Many people think forming an LLC, or limited liability company, is much more difficult than it really is. In reality, creating a new LLC is a matter of completing a few simple steps:

  • Select a name for your company that is available for use and meets your state's specific naming requirements for an LLC.
  • File the required paperwork in your state.
  • Pay any required filing fees.
  • Draft an operating agreement for your LLC that outlines the rights and responsibilities of the company's members.
  • In certain states, publish a notice of intent to form a new limited liability company.
  • Obtain any licenses or permits required for your company, where applicable.

How to Form an LLC: Choose a Name for Your LLC

Your company's name needs to meet certain rules required by your specific state. In most cases, these requirements are determined by your local secretary of state. Specific requirements may vary from one state to another but, generally speaking, your company's name will need to adhere to the following:

  • Your company's name must be unique and easily distinguishable from the name of any other company currently operating in the state.
  • Your company name should end with a designator, such as "Limited Liability Company," "LLC," or "L.L.C."
  • Your company name should not include certain prohibited works such as "Bank," "Insurance," or "Corporation."

The applicable office, usually the secretary of state, will be able to provide you with information about how to determine whether your intended company name is available for use. In most cases, you'll be able to reserve your company's name for a short time until you are able to file your articles of organization. Keep in mind, however, that there is usually a small fee associated with this service.

Beyond making sure your company's name meets local state requirements, you'll want to make sure it doesn't violate any trademarks of an existing company. It's not typically necessary to register your company's name with the state once you've identified a suitable one for your business. This is typically handled automatically when you file your company's articles of organization.

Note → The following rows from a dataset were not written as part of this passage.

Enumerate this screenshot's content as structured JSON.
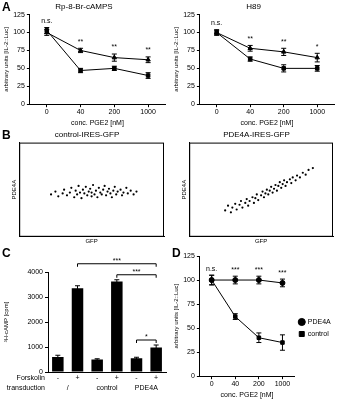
{
  "chart_data": [
    {
      "panel": "A",
      "type": "line",
      "title": "Rp-8-Br-cAMPS",
      "x_label": "conc. PGE2 [nM]",
      "y_label": "arbitrary units [IL-2::Luc]",
      "categories": [
        "0",
        "40",
        "200",
        "1000"
      ],
      "ylim": [
        0,
        125
      ],
      "yticks": [
        0,
        25,
        50,
        75,
        100,
        125
      ],
      "grid": false,
      "series": [
        {
          "color": "#000000",
          "marker": "triangle",
          "values": [
            100,
            75,
            65,
            62
          ],
          "errors": [
            4,
            3,
            5,
            4
          ]
        },
        {
          "color": "#000000",
          "marker": "square",
          "values": [
            103,
            47,
            50,
            40
          ],
          "errors": [
            4,
            3,
            3,
            4
          ]
        }
      ],
      "annotations": [
        "n.s.",
        "**",
        "**",
        "**"
      ]
    },
    {
      "type": "line",
      "title": "H89",
      "x_label": "conc. PGE2 [nM]",
      "y_label": "arbitrary units [IL-2::Luc]",
      "categories": [
        "0",
        "40",
        "200",
        "1000"
      ],
      "ylim": [
        0,
        125
      ],
      "yticks": [
        0,
        25,
        50,
        75,
        100,
        125
      ],
      "grid": false,
      "series": [
        {
          "color": "#000000",
          "marker": "triangle",
          "values": [
            100,
            78,
            73,
            65
          ],
          "errors": [
            4,
            4,
            5,
            6
          ]
        },
        {
          "color": "#000000",
          "marker": "square",
          "values": [
            100,
            63,
            50,
            50
          ],
          "errors": [
            3,
            3,
            5,
            4
          ]
        }
      ],
      "annotations": [
        "n.s.",
        "**",
        "**",
        "*"
      ]
    },
    {
      "panel": "B",
      "type": "scatter",
      "title": "control-IRES-GFP",
      "x_label": "GFP",
      "y_label": "PDE4A",
      "xlim": [
        0,
        100
      ],
      "ylim": [
        0,
        100
      ],
      "tick_labels": false,
      "grid": false,
      "color": "#000000",
      "x": [
        22,
        25,
        27,
        30,
        31,
        33,
        35,
        36,
        38,
        39,
        40,
        41,
        42,
        43,
        44,
        45,
        46,
        47,
        48,
        49,
        50,
        50,
        51,
        52,
        53,
        54,
        55,
        56,
        57,
        58,
        59,
        60,
        61,
        62,
        63,
        64,
        65,
        66,
        67,
        68,
        70,
        71,
        72,
        74,
        75,
        77,
        79,
        81
      ],
      "values": [
        45,
        48,
        43,
        46,
        50,
        44,
        47,
        52,
        42,
        49,
        45,
        54,
        47,
        41,
        50,
        46,
        53,
        44,
        48,
        51,
        43,
        47,
        55,
        45,
        49,
        42,
        52,
        47,
        45,
        50,
        54,
        44,
        48,
        51,
        46,
        42,
        49,
        53,
        45,
        48,
        50,
        44,
        47,
        52,
        46,
        49,
        45,
        48
      ]
    },
    {
      "type": "scatter",
      "title": "PDE4A-IRES-GFP",
      "x_label": "GFP",
      "y_label": "PDE4A",
      "xlim": [
        0,
        100
      ],
      "ylim": [
        0,
        100
      ],
      "tick_labels": false,
      "grid": false,
      "color": "#000000",
      "x": [
        25,
        27,
        29,
        30,
        32,
        33,
        35,
        36,
        37,
        39,
        40,
        41,
        42,
        44,
        45,
        46,
        47,
        48,
        50,
        51,
        52,
        53,
        54,
        55,
        56,
        57,
        58,
        59,
        60,
        61,
        62,
        63,
        64,
        65,
        66,
        67,
        68,
        70,
        71,
        72,
        74,
        75,
        77,
        79,
        81,
        83,
        86
      ],
      "values": [
        28,
        33,
        26,
        31,
        35,
        29,
        34,
        38,
        31,
        36,
        40,
        33,
        38,
        42,
        36,
        41,
        45,
        39,
        44,
        48,
        42,
        46,
        50,
        45,
        49,
        53,
        47,
        51,
        55,
        49,
        54,
        58,
        52,
        56,
        60,
        54,
        58,
        61,
        57,
        63,
        60,
        65,
        63,
        68,
        66,
        71,
        73
      ]
    },
    {
      "panel": "C",
      "type": "bar",
      "y_label": "³H-cAMP [cpm]",
      "categories": [
        "-",
        "+",
        "-",
        "+",
        "-",
        "+"
      ],
      "category_row_label": "Forskolin",
      "groups": [
        "/",
        "control",
        "PDE4A"
      ],
      "group_row_label": "transduction",
      "values": [
        600,
        3350,
        500,
        3620,
        550,
        980
      ],
      "errors": [
        70,
        100,
        30,
        70,
        40,
        100
      ],
      "color": "#000000",
      "ylim": [
        0,
        4000
      ],
      "yticks": [
        0,
        1000,
        2000,
        3000,
        4000
      ],
      "grid": false,
      "brackets": [
        {
          "from": 1,
          "to": 5,
          "label": "***"
        },
        {
          "from": 3,
          "to": 5,
          "label": "***"
        },
        {
          "from": 4,
          "to": 5,
          "label": "*"
        }
      ]
    },
    {
      "panel": "D",
      "type": "line",
      "x_label": "conc. PGE2 [nM]",
      "y_label": "arbitrary units [IL-2::Luc]",
      "categories": [
        "0",
        "40",
        "200",
        "1000"
      ],
      "ylim": [
        0,
        125
      ],
      "yticks": [
        0,
        25,
        50,
        75,
        100,
        125
      ],
      "grid": false,
      "legend": "right",
      "series": [
        {
          "name": "PDE4A",
          "color": "#000000",
          "marker": "circle",
          "values": [
            100,
            100,
            100,
            97
          ],
          "errors": [
            5,
            4,
            4,
            4
          ]
        },
        {
          "name": "control",
          "color": "#000000",
          "marker": "square",
          "values": [
            100,
            62,
            40,
            35
          ],
          "errors": [
            5,
            3,
            5,
            8
          ]
        }
      ],
      "annotations": [
        "n.s.",
        "***",
        "***",
        "***"
      ]
    }
  ]
}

How to Form an LLC: File Articles of Organization

Once you've decided on a name for your limited liability company, you'll need to file your articles of organization with the appropriate office in your state. Articles of organization are also sometimes referred to as the company's "Certificate of Formation" or "Certificate of Organization." Regardless of the name your state uses to describe this document, it is a requirement when creating a limited liability company in every state.

Some people may consider the fact that you have to pay filing fees when you submit your company's articles of organization to be a disadvantage compared to partnership and sole proprietorship business structures. In most states, however, these fees are relatively low. Filing fees rarely cost more than $100 although some states have additional fees. For example, in the state of California, LLC members are charged an additional $800 for annual taxes in addition to the original filing fee.

The articles of organization for a limited liability company are usually quite simple and don't need to be long. It's usually possible to prepare them by yourself with just a few minutes of effort. You'll simply need to fill in a few blank spaces and check off a few boxes on a template that most states make available for you to use.

Most articles of organization will include the following simple items:

  • The name of your company
  • Your company's address
  • The names of the company's owners or members

In most cases, all the LLC's members will be involved in preparing and signing the company's articles of organization. Alternatively, however, the LLC members may appoint a single person to handle this on their behalf.

You'll also most likely need to include the name and address of your company's designated registered agent. A registered agent is a specific individual who has agreed to participate in legal correspondence on behalf of your LLC and its members, specifically in the event that legal action is taken against the company.